Although the spate of violence surrounding Memorial Day was tragic, given what we know about American mass shootings trends, it was not entirely unpredictable. As James Alan Fox, an expert on large scale gun violence at Northeastern University, told VICE about a month ago, any occasion that gets more people out on the street increases the chance shooters will find folks they want to shoot, and that bystanders might be injured. Warm weather draws out a fair number of people already; add a holiday known for communal gatherings on a weekend (which already tend to be cluster points for mass shootings), and it stands to reason you dramatically increase the probability of tragedy.

It's possible that the holiday even played a role in Garza's rampage.

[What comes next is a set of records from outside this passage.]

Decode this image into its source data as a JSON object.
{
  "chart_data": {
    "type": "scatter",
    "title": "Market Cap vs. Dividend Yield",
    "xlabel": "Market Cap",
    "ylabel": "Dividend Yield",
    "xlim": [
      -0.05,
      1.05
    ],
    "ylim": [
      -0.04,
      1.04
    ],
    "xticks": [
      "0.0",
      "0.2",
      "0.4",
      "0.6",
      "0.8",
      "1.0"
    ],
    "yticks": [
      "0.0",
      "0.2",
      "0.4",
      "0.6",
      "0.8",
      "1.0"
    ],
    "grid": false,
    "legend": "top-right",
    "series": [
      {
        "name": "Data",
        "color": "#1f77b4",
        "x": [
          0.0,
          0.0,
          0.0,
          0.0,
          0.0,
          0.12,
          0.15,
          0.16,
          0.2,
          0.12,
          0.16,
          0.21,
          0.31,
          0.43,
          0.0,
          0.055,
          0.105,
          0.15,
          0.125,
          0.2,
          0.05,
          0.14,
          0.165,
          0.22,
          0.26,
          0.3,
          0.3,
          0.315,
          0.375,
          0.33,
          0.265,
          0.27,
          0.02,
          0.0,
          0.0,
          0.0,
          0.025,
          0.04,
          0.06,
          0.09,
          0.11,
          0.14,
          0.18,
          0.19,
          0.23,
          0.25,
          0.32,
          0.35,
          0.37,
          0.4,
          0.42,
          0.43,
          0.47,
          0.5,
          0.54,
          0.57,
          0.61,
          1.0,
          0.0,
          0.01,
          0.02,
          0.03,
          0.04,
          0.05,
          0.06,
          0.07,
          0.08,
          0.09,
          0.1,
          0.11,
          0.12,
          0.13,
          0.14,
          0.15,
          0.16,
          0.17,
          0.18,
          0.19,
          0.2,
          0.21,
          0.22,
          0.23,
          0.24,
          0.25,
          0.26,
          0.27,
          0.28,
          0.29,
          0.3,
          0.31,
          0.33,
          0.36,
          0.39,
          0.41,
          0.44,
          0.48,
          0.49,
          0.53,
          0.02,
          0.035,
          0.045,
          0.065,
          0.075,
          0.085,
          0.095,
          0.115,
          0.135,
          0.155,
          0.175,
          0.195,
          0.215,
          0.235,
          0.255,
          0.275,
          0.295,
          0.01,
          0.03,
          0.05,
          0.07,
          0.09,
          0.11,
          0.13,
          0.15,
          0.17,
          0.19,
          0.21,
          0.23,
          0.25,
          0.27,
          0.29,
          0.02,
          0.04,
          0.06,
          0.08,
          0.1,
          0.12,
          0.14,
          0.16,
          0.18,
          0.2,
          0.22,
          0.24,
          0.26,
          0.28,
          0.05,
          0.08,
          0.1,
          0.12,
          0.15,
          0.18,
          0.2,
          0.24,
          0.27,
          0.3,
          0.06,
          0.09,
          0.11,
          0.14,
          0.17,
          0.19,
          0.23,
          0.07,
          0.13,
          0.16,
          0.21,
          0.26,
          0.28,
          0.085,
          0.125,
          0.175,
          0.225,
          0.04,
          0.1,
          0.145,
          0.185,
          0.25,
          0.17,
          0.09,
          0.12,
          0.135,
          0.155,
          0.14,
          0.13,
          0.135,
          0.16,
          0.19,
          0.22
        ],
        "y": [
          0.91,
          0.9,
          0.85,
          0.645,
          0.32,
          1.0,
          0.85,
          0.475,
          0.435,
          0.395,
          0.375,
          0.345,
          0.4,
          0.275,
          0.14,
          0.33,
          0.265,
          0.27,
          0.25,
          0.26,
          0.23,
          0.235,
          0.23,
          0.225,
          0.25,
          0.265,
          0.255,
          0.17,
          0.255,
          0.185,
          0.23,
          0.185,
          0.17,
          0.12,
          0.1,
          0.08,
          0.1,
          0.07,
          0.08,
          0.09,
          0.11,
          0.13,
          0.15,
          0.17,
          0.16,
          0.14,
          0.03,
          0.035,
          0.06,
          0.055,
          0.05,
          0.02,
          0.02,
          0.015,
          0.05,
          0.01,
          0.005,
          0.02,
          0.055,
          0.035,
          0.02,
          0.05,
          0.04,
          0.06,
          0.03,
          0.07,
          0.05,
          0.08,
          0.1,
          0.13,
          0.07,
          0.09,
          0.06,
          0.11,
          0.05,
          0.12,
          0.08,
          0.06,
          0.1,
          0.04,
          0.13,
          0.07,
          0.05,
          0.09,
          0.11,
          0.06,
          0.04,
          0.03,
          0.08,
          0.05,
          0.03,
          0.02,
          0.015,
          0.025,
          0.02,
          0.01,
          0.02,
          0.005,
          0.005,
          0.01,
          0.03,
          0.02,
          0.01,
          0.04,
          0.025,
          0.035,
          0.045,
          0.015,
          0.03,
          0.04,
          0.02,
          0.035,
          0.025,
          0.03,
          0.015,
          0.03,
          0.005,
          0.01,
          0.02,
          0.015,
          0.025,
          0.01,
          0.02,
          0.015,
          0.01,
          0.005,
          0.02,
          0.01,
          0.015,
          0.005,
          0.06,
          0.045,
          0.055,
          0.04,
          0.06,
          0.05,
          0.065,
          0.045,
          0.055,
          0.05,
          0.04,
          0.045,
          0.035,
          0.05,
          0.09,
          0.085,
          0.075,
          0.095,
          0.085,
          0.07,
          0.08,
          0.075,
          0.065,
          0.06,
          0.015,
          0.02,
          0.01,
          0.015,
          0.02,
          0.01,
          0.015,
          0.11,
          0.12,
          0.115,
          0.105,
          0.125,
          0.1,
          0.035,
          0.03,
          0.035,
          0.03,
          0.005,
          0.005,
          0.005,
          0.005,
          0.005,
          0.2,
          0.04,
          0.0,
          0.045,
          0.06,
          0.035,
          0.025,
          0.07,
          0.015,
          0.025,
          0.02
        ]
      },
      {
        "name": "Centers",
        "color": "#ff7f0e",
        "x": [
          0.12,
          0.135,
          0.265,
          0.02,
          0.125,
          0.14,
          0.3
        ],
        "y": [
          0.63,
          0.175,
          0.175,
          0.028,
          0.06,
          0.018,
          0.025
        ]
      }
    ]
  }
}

Associate director of the Harvard Injury Control Research Center Deborah Azrael told VICE back in February that large, random attacks like his are actually less common on weekends than most mass shootings. But they do tend to occur when shooters know people will be gathered in public spaces.

This doesn't mean that a warm summer guarantees a bloody Fourth of July or Labor Day. There's still a degree of randomness in mass shootings. We had a bloodier week than this one, for example, at the end of April, with 13 mass shootings—including the Piketon, Ohio, massacre—leaving 15 dead and 44 injured. Yet that week was cooler than this one, with not a holiday in sight and a fair chunk of the violence occurring on weekdays rather than weekends.

We could have a bloody summer, a calm one, or chaotic peaks and troughs of violence where we'd least expect them. That's arguably more troubling than a guaranteed summer of violence, as randomness has a tendency to lull us into a false sense of security when it contradicts feared outcomes, and then to bite us with the unexpected and unmanageable. So while we're likely to see some nasty peaks of carnage in the coming weeks, if we don't, we can't let down our guard. Because the threat of a sudden and catastrophic mass shooting is always out there, casting a shadow over American life.